As noted by Dr. Bennett, Cattle Tick Fever was not just identified locally where longhorns were passing through. Indeed, it was recognized as early as 1868 among cattle breeders as far east as New York State who noticed their purebred British stock dying when Texas Longhorns were shipped into the state by railroad from the stockyards in Abilene and other railheads. As a result of public outcry throughout the country the market for longhorn cattle toppled, and, various states passed laws attempting to prevent the passage of longhorn cattle across their borders. Although the tick was later found to be controllable and Cattle Tick Fever has since been eradicated in the United States, those scientific advances came too late to restore the reputation of what had, by the mid 1870s, become, essentially, outlaw cattle.
By the 1880s, after consumers had slaughtered millions of longhorns, the demand for higher fat content in both tallow and beef also played some role in the drop in the marketability of longhorns. All things being considered the population of Texas Longhorn cattle went into a steep decline and by 1910 the breed, which only thirty years before had numbered well into the millions, was considered nearly extinct.
In 1927 Congress (at the behest of conservationists and historians) appropriated money to establish a federal herd of purebred Texas Longhorn cattle. Over the next several years, two U.S. Forest Service rangers inspected over 30,000 head of cattle and found only 20 cows, 3 bulls, and 4 calves that were in their opinion purebred Texas Longhorns. These cattle were taken to the Wichita Mountains Wildlife Refuge near Cache, Oklahoma, as seed stock for what has become the “Wildlife Refuge (WR)” herd. Of interest, the WR herd was compiled only from “remote” herds and did not include any influence from six other purebred herds then known to exist (Marks, Phillips, Yates, Butler, Peeler, and Wright). Equally as interesting, no cattle were collected from California, Arizona, or New Mexico where there may well have been purebred herds still in existence.
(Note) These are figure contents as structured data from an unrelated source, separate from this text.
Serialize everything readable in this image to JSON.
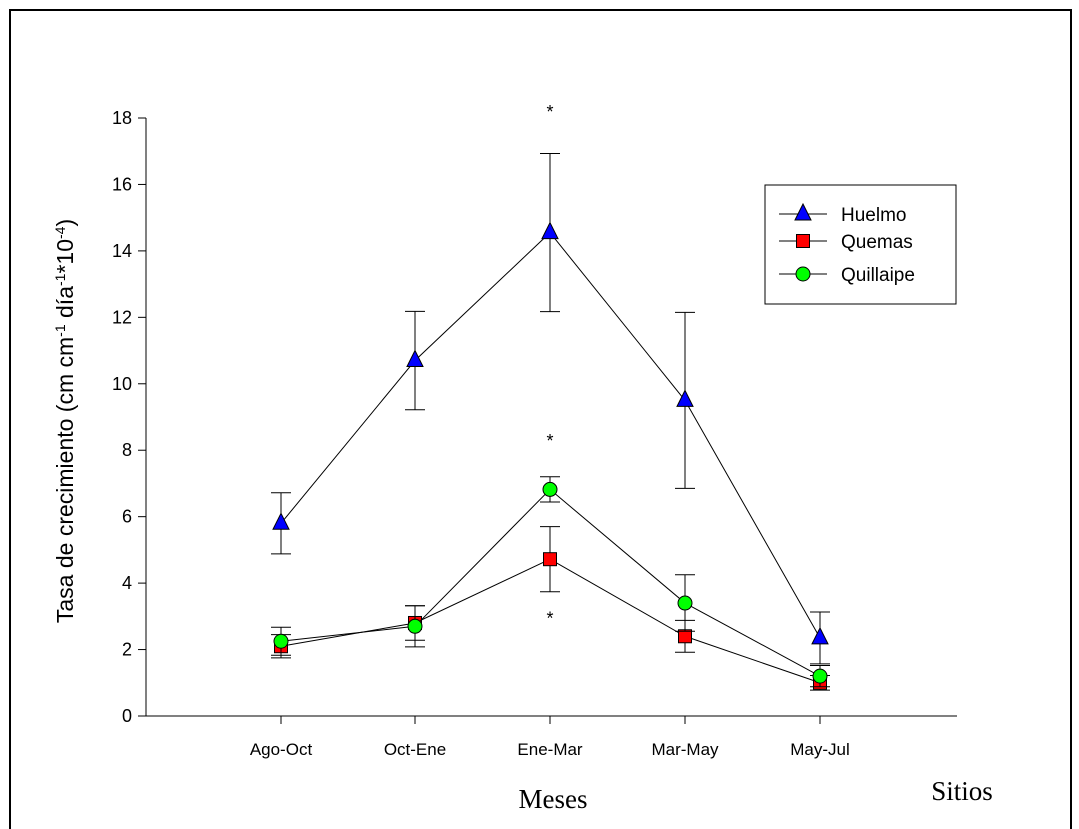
{
  "chart_data": {
    "type": "line",
    "xlabel": "Meses",
    "ylabel": "Tasa de crecimiento (cm cm-1 día-1*10-4)",
    "ylabel_parts": [
      "Tasa de crecimiento (cm cm",
      "-1",
      " día",
      "-1",
      "*10",
      "-4",
      ")"
    ],
    "legend_title": "Sitios",
    "categories": [
      "Ago-Oct",
      "Oct-Ene",
      "Ene-Mar",
      "Mar-May",
      "May-Jul"
    ],
    "ylim": [
      0,
      18
    ],
    "yticks": [
      0,
      2,
      4,
      6,
      8,
      10,
      12,
      14,
      16,
      18
    ],
    "legend_position": "top-right",
    "series": [
      {
        "name": "Huelmo",
        "marker": "triangle",
        "color": "#0000ff",
        "values": [
          5.8,
          10.7,
          14.55,
          9.5,
          2.35
        ],
        "err": [
          0.92,
          1.48,
          2.38,
          2.65,
          0.78
        ]
      },
      {
        "name": "Quemas",
        "marker": "square",
        "color": "#ff0000",
        "values": [
          2.1,
          2.8,
          4.72,
          2.4,
          1.0
        ],
        "err": [
          0.35,
          0.52,
          0.98,
          0.48,
          0.22
        ]
      },
      {
        "name": "Quillaipe",
        "marker": "circle",
        "color": "#00ff00",
        "values": [
          2.25,
          2.7,
          6.82,
          3.4,
          1.2
        ],
        "err": [
          0.42,
          0.62,
          0.38,
          0.85,
          0.32
        ]
      }
    ],
    "annotations": [
      {
        "text": "*",
        "category": "Ene-Mar",
        "y": 18.3
      },
      {
        "text": "*",
        "category": "Ene-Mar",
        "y": 8.4
      },
      {
        "text": "*",
        "category": "Ene-Mar",
        "y": 3.05
      }
    ]
  }
}
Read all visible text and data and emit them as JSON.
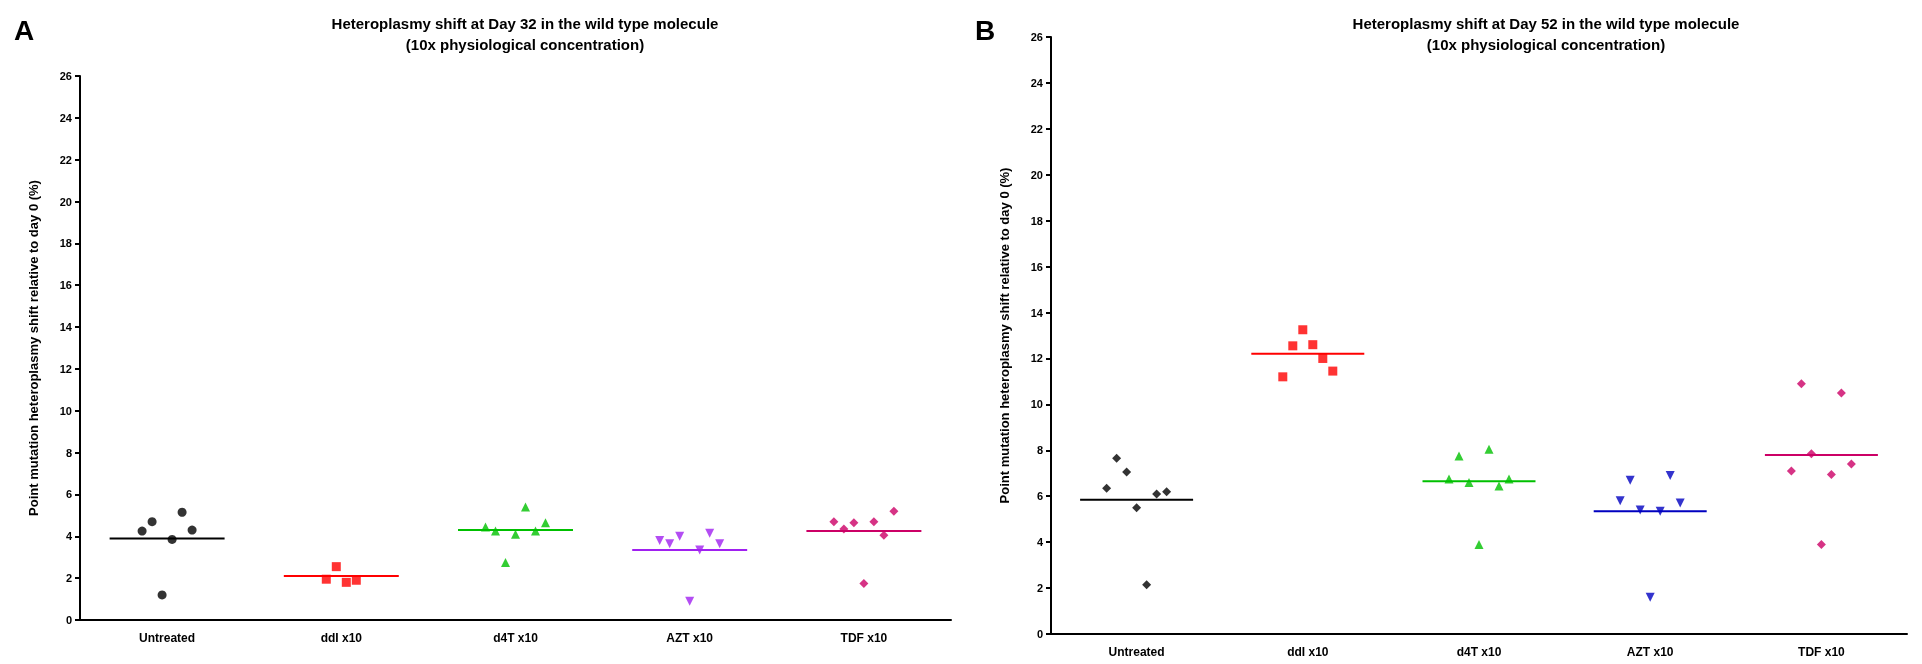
{
  "chart_data": [
    {
      "type": "scatter",
      "title": "Heteroplasmy shift at Day 32 in the wild type molecule\n(10x physiological concentration)",
      "ylabel": "Point mutation heteroplasmy shift relative to day 0 (%)",
      "annotations": [
        "A"
      ],
      "categories": [
        "Untreated",
        "ddI x10",
        "d4T x10",
        "AZT x10",
        "TDF x10"
      ],
      "ylim": [
        0,
        26
      ],
      "yticks": [
        0,
        2,
        4,
        6,
        8,
        10,
        12,
        14,
        16,
        18,
        20,
        22,
        24,
        26
      ],
      "grid": false,
      "series": [
        {
          "marker": "circle",
          "color": "#000000",
          "x": [
            "Untreated",
            "Untreated",
            "Untreated",
            "Untreated",
            "Untreated",
            "Untreated"
          ],
          "values": [
            4.25,
            4.7,
            1.2,
            3.85,
            5.15,
            4.3
          ]
        },
        {
          "marker": "square",
          "color": "#ff0000",
          "x": [
            "ddI x10",
            "ddI x10",
            "ddI x10",
            "ddI x10"
          ],
          "values": [
            1.95,
            2.55,
            1.8,
            1.9
          ]
        },
        {
          "marker": "triangle",
          "color": "#00c000",
          "x": [
            "d4T x10",
            "d4T x10",
            "d4T x10",
            "d4T x10",
            "d4T x10",
            "d4T x10",
            "d4T x10"
          ],
          "values": [
            4.45,
            4.25,
            2.75,
            4.1,
            5.4,
            4.25,
            4.65
          ]
        },
        {
          "marker": "triangle-down",
          "color": "#a020f0",
          "x": [
            "AZT x10",
            "AZT x10",
            "AZT x10",
            "AZT x10",
            "AZT x10",
            "AZT x10",
            "AZT x10"
          ],
          "values": [
            3.8,
            3.65,
            4.0,
            0.9,
            3.35,
            4.15,
            3.65
          ]
        },
        {
          "marker": "diamond",
          "color": "#cc0066",
          "x": [
            "TDF x10",
            "TDF x10",
            "TDF x10",
            "TDF x10",
            "TDF x10",
            "TDF x10",
            "TDF x10"
          ],
          "values": [
            4.7,
            4.35,
            4.65,
            1.75,
            4.7,
            4.05,
            5.2
          ]
        },
        {
          "type": "box",
          "colors": [
            "#000000",
            "#ff0000",
            "#00c000",
            "#a020f0",
            "#cc0066"
          ],
          "boxes": [
            {
              "low": 3.9,
              "q1": 3.9,
              "median": 3.9,
              "q3": 3.9,
              "high": 3.9
            },
            {
              "low": 2.1,
              "q1": 2.1,
              "median": 2.1,
              "q3": 2.1,
              "high": 2.1
            },
            {
              "low": 4.3,
              "q1": 4.3,
              "median": 4.3,
              "q3": 4.3,
              "high": 4.3
            },
            {
              "low": 3.35,
              "q1": 3.35,
              "median": 3.35,
              "q3": 3.35,
              "high": 3.35
            },
            {
              "low": 4.25,
              "q1": 4.25,
              "median": 4.25,
              "q3": 4.25,
              "high": 4.25
            }
          ]
        }
      ]
    },
    {
      "type": "scatter",
      "title": "Heteroplasmy shift at Day 52 in the wild type molecule\n(10x physiological concentration)",
      "ylabel": "Point mutation heteroplasmy shift relative to day 0 (%)",
      "annotations": [
        "B"
      ],
      "categories": [
        "Untreated",
        "ddI x10",
        "d4T x10",
        "AZT x10",
        "TDF x10"
      ],
      "ylim": [
        0,
        26
      ],
      "yticks": [
        0,
        2,
        4,
        6,
        8,
        10,
        12,
        14,
        16,
        18,
        20,
        22,
        24,
        26
      ],
      "grid": false,
      "series": [
        {
          "marker": "diamond",
          "color": "#000000",
          "x": [
            "Untreated",
            "Untreated",
            "Untreated",
            "Untreated",
            "Untreated",
            "Untreated",
            "Untreated"
          ],
          "values": [
            6.35,
            7.65,
            7.05,
            5.5,
            2.15,
            6.1,
            6.2
          ]
        },
        {
          "marker": "square",
          "color": "#ff0000",
          "x": [
            "ddI x10",
            "ddI x10",
            "ddI x10",
            "ddI x10",
            "ddI x10",
            "ddI x10"
          ],
          "values": [
            11.2,
            12.55,
            13.25,
            12.6,
            12.0,
            11.45
          ]
        },
        {
          "marker": "triangle",
          "color": "#00c000",
          "x": [
            "d4T x10",
            "d4T x10",
            "d4T x10",
            "d4T x10",
            "d4T x10",
            "d4T x10",
            "d4T x10"
          ],
          "values": [
            6.75,
            7.75,
            6.6,
            3.9,
            8.05,
            6.45,
            6.75
          ]
        },
        {
          "marker": "triangle-down",
          "color": "#0000c0",
          "x": [
            "AZT x10",
            "AZT x10",
            "AZT x10",
            "AZT x10",
            "AZT x10",
            "AZT x10",
            "AZT x10"
          ],
          "values": [
            5.8,
            6.7,
            5.4,
            1.6,
            5.35,
            6.9,
            5.7
          ]
        },
        {
          "marker": "diamond",
          "color": "#cc0066",
          "x": [
            "TDF x10",
            "TDF x10",
            "TDF x10",
            "TDF x10",
            "TDF x10",
            "TDF x10",
            "TDF x10"
          ],
          "values": [
            7.1,
            10.9,
            7.85,
            3.9,
            6.95,
            10.5,
            7.4
          ]
        },
        {
          "type": "box",
          "colors": [
            "#000000",
            "#ff0000",
            "#00c000",
            "#0000c0",
            "#cc0066"
          ],
          "boxes": [
            {
              "low": 5.85,
              "q1": 5.85,
              "median": 5.85,
              "q3": 5.85,
              "high": 5.85
            },
            {
              "low": 12.2,
              "q1": 12.2,
              "median": 12.2,
              "q3": 12.2,
              "high": 12.2
            },
            {
              "low": 6.65,
              "q1": 6.65,
              "median": 6.65,
              "q3": 6.65,
              "high": 6.65
            },
            {
              "low": 5.35,
              "q1": 5.35,
              "median": 5.35,
              "q3": 5.35,
              "high": 5.35
            },
            {
              "low": 7.8,
              "q1": 7.8,
              "median": 7.8,
              "q3": 7.8,
              "high": 7.8
            }
          ]
        }
      ]
    }
  ]
}
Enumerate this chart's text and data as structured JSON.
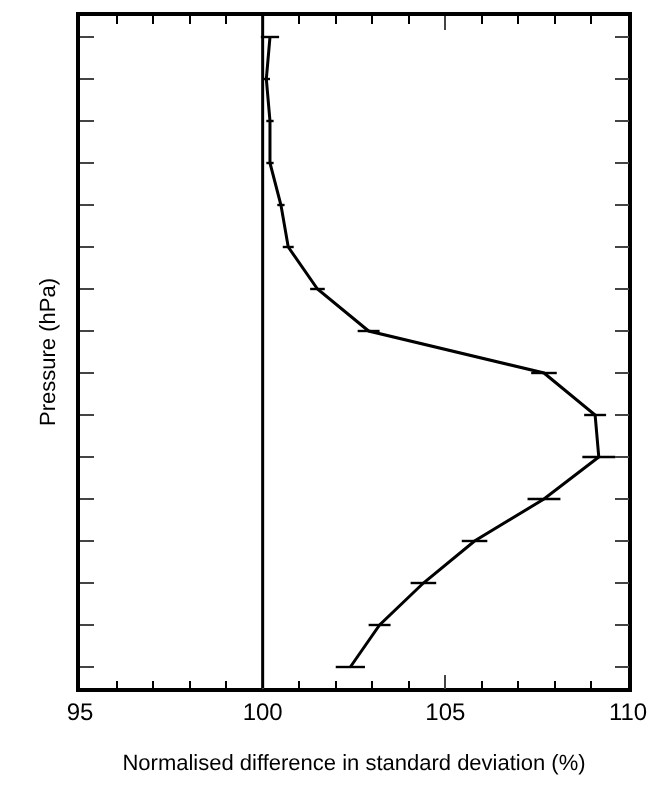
{
  "chart_data": {
    "type": "line",
    "orientation": "horizontal",
    "xlabel": "Normalised difference in standard deviation (%)",
    "ylabel": "Pressure (hPa)",
    "categories": [
      null,
      null,
      null,
      null,
      null,
      null,
      null,
      null,
      null,
      null,
      null,
      null,
      null,
      null,
      null,
      null
    ],
    "series": [
      {
        "color": "#000000",
        "values": [
          100.2,
          100.1,
          100.2,
          100.2,
          100.5,
          100.7,
          101.5,
          102.9,
          107.7,
          109.1,
          109.2,
          107.7,
          105.8,
          104.4,
          103.2,
          102.4
        ],
        "errors": [
          0.25,
          0.1,
          0.1,
          0.1,
          0.1,
          0.15,
          0.2,
          0.3,
          0.35,
          0.3,
          0.45,
          0.45,
          0.35,
          0.35,
          0.3,
          0.4
        ]
      }
    ],
    "xlim": [
      95,
      110
    ],
    "xticks": [
      95,
      100,
      105,
      110
    ],
    "ref_lines": [
      {
        "axis": "x",
        "value": 100,
        "color": "#000000"
      }
    ],
    "tick_labels": "x",
    "marker": "none",
    "line_style": "solid"
  }
}
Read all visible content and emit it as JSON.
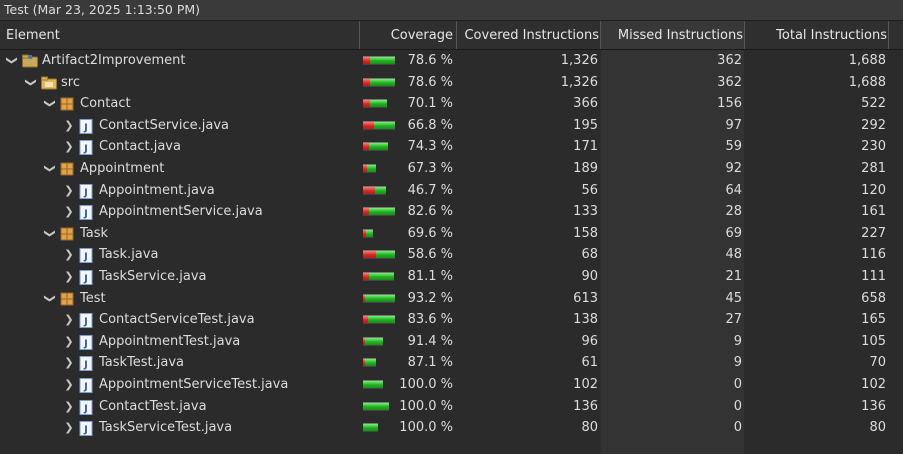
{
  "window": {
    "title": "Test (Mar 23, 2025 1:13:50 PM)"
  },
  "columns": {
    "element": "Element",
    "coverage": "Coverage",
    "covered": "Covered Instructions",
    "missed": "Missed Instructions",
    "total": "Total Instructions"
  },
  "colors": {
    "covered": "#22b022",
    "missed": "#d22a2a",
    "background": "#2b2b2b"
  },
  "rows": [
    {
      "label": "Artifact2Improvement",
      "level": 0,
      "icon": "project-icon",
      "expanded": true,
      "coverage": "78.6 %",
      "covered": "1,326",
      "missed": "362",
      "total": "1,688",
      "cov": 78.6,
      "bar": 1.0
    },
    {
      "label": "src",
      "level": 1,
      "icon": "source-folder-icon",
      "expanded": true,
      "coverage": "78.6 %",
      "covered": "1,326",
      "missed": "362",
      "total": "1,688",
      "cov": 78.6,
      "bar": 1.0
    },
    {
      "label": "Contact",
      "level": 2,
      "icon": "package-icon",
      "expanded": true,
      "coverage": "70.1 %",
      "covered": "366",
      "missed": "156",
      "total": "522",
      "cov": 70.1,
      "bar": 0.76
    },
    {
      "label": "ContactService.java",
      "level": 3,
      "icon": "java-file-icon",
      "expanded": false,
      "coverage": "66.8 %",
      "covered": "195",
      "missed": "97",
      "total": "292",
      "cov": 66.8,
      "bar": 1.0
    },
    {
      "label": "Contact.java",
      "level": 3,
      "icon": "java-file-icon",
      "expanded": false,
      "coverage": "74.3 %",
      "covered": "171",
      "missed": "59",
      "total": "230",
      "cov": 74.3,
      "bar": 0.79
    },
    {
      "label": "Appointment",
      "level": 2,
      "icon": "package-icon",
      "expanded": true,
      "coverage": "67.3 %",
      "covered": "189",
      "missed": "92",
      "total": "281",
      "cov": 67.3,
      "bar": 0.41
    },
    {
      "label": "Appointment.java",
      "level": 3,
      "icon": "java-file-icon",
      "expanded": false,
      "coverage": "46.7 %",
      "covered": "56",
      "missed": "64",
      "total": "120",
      "cov": 46.7,
      "bar": 0.72
    },
    {
      "label": "AppointmentService.java",
      "level": 3,
      "icon": "java-file-icon",
      "expanded": false,
      "coverage": "82.6 %",
      "covered": "133",
      "missed": "28",
      "total": "161",
      "cov": 82.6,
      "bar": 1.0
    },
    {
      "label": "Task",
      "level": 2,
      "icon": "package-icon",
      "expanded": true,
      "coverage": "69.6 %",
      "covered": "158",
      "missed": "69",
      "total": "227",
      "cov": 69.6,
      "bar": 0.3
    },
    {
      "label": "Task.java",
      "level": 3,
      "icon": "java-file-icon",
      "expanded": false,
      "coverage": "58.6 %",
      "covered": "68",
      "missed": "48",
      "total": "116",
      "cov": 58.6,
      "bar": 1.0
    },
    {
      "label": "TaskService.java",
      "level": 3,
      "icon": "java-file-icon",
      "expanded": false,
      "coverage": "81.1 %",
      "covered": "90",
      "missed": "21",
      "total": "111",
      "cov": 81.1,
      "bar": 0.96
    },
    {
      "label": "Test",
      "level": 2,
      "icon": "package-icon",
      "expanded": true,
      "coverage": "93.2 %",
      "covered": "613",
      "missed": "45",
      "total": "658",
      "cov": 93.2,
      "bar": 1.0
    },
    {
      "label": "ContactServiceTest.java",
      "level": 3,
      "icon": "java-file-icon",
      "expanded": false,
      "coverage": "83.6 %",
      "covered": "138",
      "missed": "27",
      "total": "165",
      "cov": 83.6,
      "bar": 1.0
    },
    {
      "label": "AppointmentTest.java",
      "level": 3,
      "icon": "java-file-icon",
      "expanded": false,
      "coverage": "91.4 %",
      "covered": "96",
      "missed": "9",
      "total": "105",
      "cov": 91.4,
      "bar": 0.64
    },
    {
      "label": "TaskTest.java",
      "level": 3,
      "icon": "java-file-icon",
      "expanded": false,
      "coverage": "87.1 %",
      "covered": "61",
      "missed": "9",
      "total": "70",
      "cov": 87.1,
      "bar": 0.42
    },
    {
      "label": "AppointmentServiceTest.java",
      "level": 3,
      "icon": "java-file-icon",
      "expanded": false,
      "coverage": "100.0 %",
      "covered": "102",
      "missed": "0",
      "total": "102",
      "cov": 100.0,
      "bar": 0.62
    },
    {
      "label": "ContactTest.java",
      "level": 3,
      "icon": "java-file-icon",
      "expanded": false,
      "coverage": "100.0 %",
      "covered": "136",
      "missed": "0",
      "total": "136",
      "cov": 100.0,
      "bar": 0.82
    },
    {
      "label": "TaskServiceTest.java",
      "level": 3,
      "icon": "java-file-icon",
      "expanded": false,
      "coverage": "100.0 %",
      "covered": "80",
      "missed": "0",
      "total": "80",
      "cov": 100.0,
      "bar": 0.48
    }
  ]
}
Most present day Texas Longhorn cattle are descended from those seven families, each of which had its own distinctive attributes. To a Longhorn producer today, it is vitally important to have an understanding of an animal’s pedigree and the degree to which it has been genetically influenced by one or more of those families.
In 1964 the first registry was established to perpetuate breeding records and confirm the purity of blood lines for breeders of Texas Longhorn cattle. Since that time, the numbers of registered Texas Longhorn cattle has soared and by the late 1990s it had exceeded 250,000. Breeders now exist in all 50 states as well as Canada, Mexico, and many other countries.